La première boucle que Prince a utilisée en concert est probablement la partie de batterie de Bernard Purdie (samplée de « Rock Steady » d’Aretha Franklin) lorsqu’ils jouaient « Daddy Pop ». Tommy devait maintenir cette boucle en continu car Michael Bland ne possédait pas la technologie adaptée pour les relancer depuis sa station. Cela n’arrivera que plus tard. Tommy ne pouvant pas lâcher cette note, devait arranger la disposition de son matériel de manière à ce qu’il lui soit possible d’atteindre les touches des autres samples et en même temps que cela lui soit possible de jouer sur le clavier. Cette pratique évoluera et Tommy finira par ne plus jouer que des samples.

Un jour qu’ils étaient en train de faire une jam interminable, Prince lança : « Break it down ! Tommy on the one ! » Et Tommy commença à jouer toutes ses parties qui n’étaient qu’une succession de samples de Prince à la guitare et à la basse. Prince disait « Yeah, Tommy est funky ! » mais il ne s’agissait en fait que de samples de son propre jeu et c’est pour cette raison que lorsqu’il a rejoint le groupe Greazy Meal, Tommy ne voulait plus jouer d’aucun sample et revenir aux fondamentaux : jouer du clavier et de l’orgue.

Michael Bland nous révèle quant à lui, que le recours aux samples était de plus en plus important au fil des années, en particulier à l’époque était en formation réduite à la batterie, la basse et deux claviers. En effet, le NPG de la période « Come » / « Gold Experience » a vu naitre et a utilisé plusieurs nouveaux appareils et devait s’adapter en permanence à ces nouveaux programmes de différents éditeurs.

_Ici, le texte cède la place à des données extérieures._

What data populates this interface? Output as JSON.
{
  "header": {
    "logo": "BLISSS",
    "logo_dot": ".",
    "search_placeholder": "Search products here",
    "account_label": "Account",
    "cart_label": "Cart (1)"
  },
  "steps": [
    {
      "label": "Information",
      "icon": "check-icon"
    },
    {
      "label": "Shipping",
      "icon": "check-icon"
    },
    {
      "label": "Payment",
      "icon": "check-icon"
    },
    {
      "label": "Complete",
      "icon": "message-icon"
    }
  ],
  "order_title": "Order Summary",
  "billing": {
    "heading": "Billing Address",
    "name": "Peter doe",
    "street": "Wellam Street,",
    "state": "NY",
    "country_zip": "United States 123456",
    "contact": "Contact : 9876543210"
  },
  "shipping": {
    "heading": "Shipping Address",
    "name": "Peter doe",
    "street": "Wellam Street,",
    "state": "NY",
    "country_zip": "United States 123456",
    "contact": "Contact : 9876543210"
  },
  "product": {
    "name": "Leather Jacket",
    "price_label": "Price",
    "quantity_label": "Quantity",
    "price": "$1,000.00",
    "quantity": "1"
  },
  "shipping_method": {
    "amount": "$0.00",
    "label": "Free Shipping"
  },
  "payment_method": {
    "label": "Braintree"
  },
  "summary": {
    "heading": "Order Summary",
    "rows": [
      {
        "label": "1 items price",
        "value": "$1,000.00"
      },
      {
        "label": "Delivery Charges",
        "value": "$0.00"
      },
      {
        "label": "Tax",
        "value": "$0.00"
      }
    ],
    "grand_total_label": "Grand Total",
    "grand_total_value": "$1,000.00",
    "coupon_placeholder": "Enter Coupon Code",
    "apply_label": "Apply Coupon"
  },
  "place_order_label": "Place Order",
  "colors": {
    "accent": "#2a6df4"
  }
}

Michael et Tommy se remémorent une anecdote au sujet de Janet Jackson et son groupe : Un jour, une dame avoue à Michael Bland que jusque-là, elle n’avait jamais réalisé à quel point ils étaient doués. Celui-ci lui demanda quelle en était la raison et elle lui raconta qu’un jour, durant une tournée de Janet Jackson, alors qu’elle devait faire quelques arrangement au département vestimentaire, elle a entendu le groupe commencer à jouer pour le soundcheck. C’était une heure avant le début du show et elle se dit : « Que font-ils déjà ici ? » La dame, s’est alors précipitée vers l’auditorium mais il n’y avait personne sur scène. C’était simplement les pistes qui tournaient. Ce jour-là, elle a découvert que les musiciens de Prince faisaient du live et ceux de Janet, du Memorex.

Chaque solo comme si c’était le dernier

Pour Tommy, de nos jours, si l’on demande à quelqu’un, quels sont les musiciens qu’il admire, sa réponse sera de donner le nom de la personne dont il admire les performances sur YouTube. Il se considère donc très chanceux d’avoir grandi en regardant leurs influenceurs jouer en live, de très près, la sueur coulant sur leur visage et avoir les oreilles emplies d’un son qu’il ne pourra jamais entendre sur une plateforme virtuelle. C’est cela qui leur était inspirant. La musique était tout autour d’eux et il fallait se battre pour prouver ce qu’ils valaient. Cela pouvait être musicalement brutal mais c’est comme cela qu’ils se perfectionnaient, c’est parce qu’il fallait se faire une place parmi les « anciens » qu’il fallait travailler dur. Pour Tommy, c’était du « vivre ou mourir », il jouait chaque solo comme si c’était le dernier. C’est de cette manière que leur groupe jouait avec Prince car c’est ce qu’il a lui-même toujours montré et c’est cette intensité que Tommy reproche à la génération d’aujourd’hui d’avoir perdue. Michael tempère toutefois en disant qu’on peut quand même être ébloui en regardant des performances sur Youtube, comme les vidéos de Cory Wong.